I could probably list every single song in that jukebox, down to the most obscure, and it was over thirty years ago. Not much of it was very good. But it was generally fun and disposable, like popular entertainment should be, but rarely is, any more. There was:
Led Zeppelin
Harry Nilsson
Dr John
Hollies
Beatles
Rolling Stones
Eric Clapton
The Beach Boys
Badfinger
Moody Blues
More Led Zeppelin
Grand Funk Railroad
Elton John
Wings
Billy Paul
Billy Preston
Earth Wind and Fire
Still more Led Zeppelin
Gilbert O’Sullivan
Looking Glass
Marvin Gaye
Aerosmith
The Rasberries…
Well, you get the picture. Nothing much recorded at La Scala. Nothing much recorded in a gospel church. Now, having enough money to put into a jukebox was a foreign concept to me. The thing would play anyway, and you’d hear everything in it no matter what, eventually. I recall the only time an insurrection against the thing was mounted, when some wisenheimer pumped a buck or two into the thing and selected “Dogs Barking Christmas Carols” 15 straight times. After about five minutes, a grim and resolute shop teacher marched over, pulled the enormous contraption away from the wall, and yanked the plug. I’m certain it’s the only cheer the prickly old fellow ever heard from his charges.
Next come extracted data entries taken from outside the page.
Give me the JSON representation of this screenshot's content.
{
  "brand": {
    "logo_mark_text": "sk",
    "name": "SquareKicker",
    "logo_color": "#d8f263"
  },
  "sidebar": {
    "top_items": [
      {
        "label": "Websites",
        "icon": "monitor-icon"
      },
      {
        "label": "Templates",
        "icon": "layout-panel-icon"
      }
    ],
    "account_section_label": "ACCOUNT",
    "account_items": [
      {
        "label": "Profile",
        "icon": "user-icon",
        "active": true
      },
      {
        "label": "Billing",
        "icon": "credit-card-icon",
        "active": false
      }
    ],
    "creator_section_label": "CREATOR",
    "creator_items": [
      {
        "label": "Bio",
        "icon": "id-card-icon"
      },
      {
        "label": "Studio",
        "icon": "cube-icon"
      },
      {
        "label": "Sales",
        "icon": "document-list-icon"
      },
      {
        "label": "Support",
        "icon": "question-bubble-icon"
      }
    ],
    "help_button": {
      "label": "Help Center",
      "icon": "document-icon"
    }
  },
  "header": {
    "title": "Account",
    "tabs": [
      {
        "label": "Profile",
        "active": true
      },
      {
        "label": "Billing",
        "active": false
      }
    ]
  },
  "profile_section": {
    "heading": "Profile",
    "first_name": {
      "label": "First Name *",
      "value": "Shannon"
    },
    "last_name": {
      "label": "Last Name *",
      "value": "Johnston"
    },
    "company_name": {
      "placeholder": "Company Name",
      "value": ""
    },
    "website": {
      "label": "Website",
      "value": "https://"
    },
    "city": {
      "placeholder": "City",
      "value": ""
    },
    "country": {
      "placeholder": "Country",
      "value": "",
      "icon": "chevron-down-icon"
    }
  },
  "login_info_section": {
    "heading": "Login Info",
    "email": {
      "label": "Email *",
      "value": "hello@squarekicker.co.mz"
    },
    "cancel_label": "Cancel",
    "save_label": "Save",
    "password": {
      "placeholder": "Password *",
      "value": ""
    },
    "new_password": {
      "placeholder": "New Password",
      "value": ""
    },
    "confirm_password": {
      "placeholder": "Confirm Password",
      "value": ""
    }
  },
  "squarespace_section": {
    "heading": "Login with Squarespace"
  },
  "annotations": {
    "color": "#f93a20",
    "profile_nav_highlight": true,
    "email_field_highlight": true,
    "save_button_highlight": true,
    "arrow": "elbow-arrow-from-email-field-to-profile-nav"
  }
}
This one comes back to me though, and kindly:
The man, and the topic, was a world away from me. I was unlikely to adopt his huggybear/trotsky cap or his owlish glasses. But really, to a fifteen year old, looking into a world of dead ends, who could say it better, and funkier, than Curtis Mayfield?
Ask him his dream
What does it mean?
He wouldn’t know…
One Response
Once upon a time, I did a stint at Camp Hanson, Okinawa right before the first Gulf War. In the O'Club, there were two records on the jukebox with four songs: B52's Roam/Loveshack & George Strait's There's a Tear in my Beer/Oceanfront Property. Any of those songs instantly transports me back to that sad watering hole.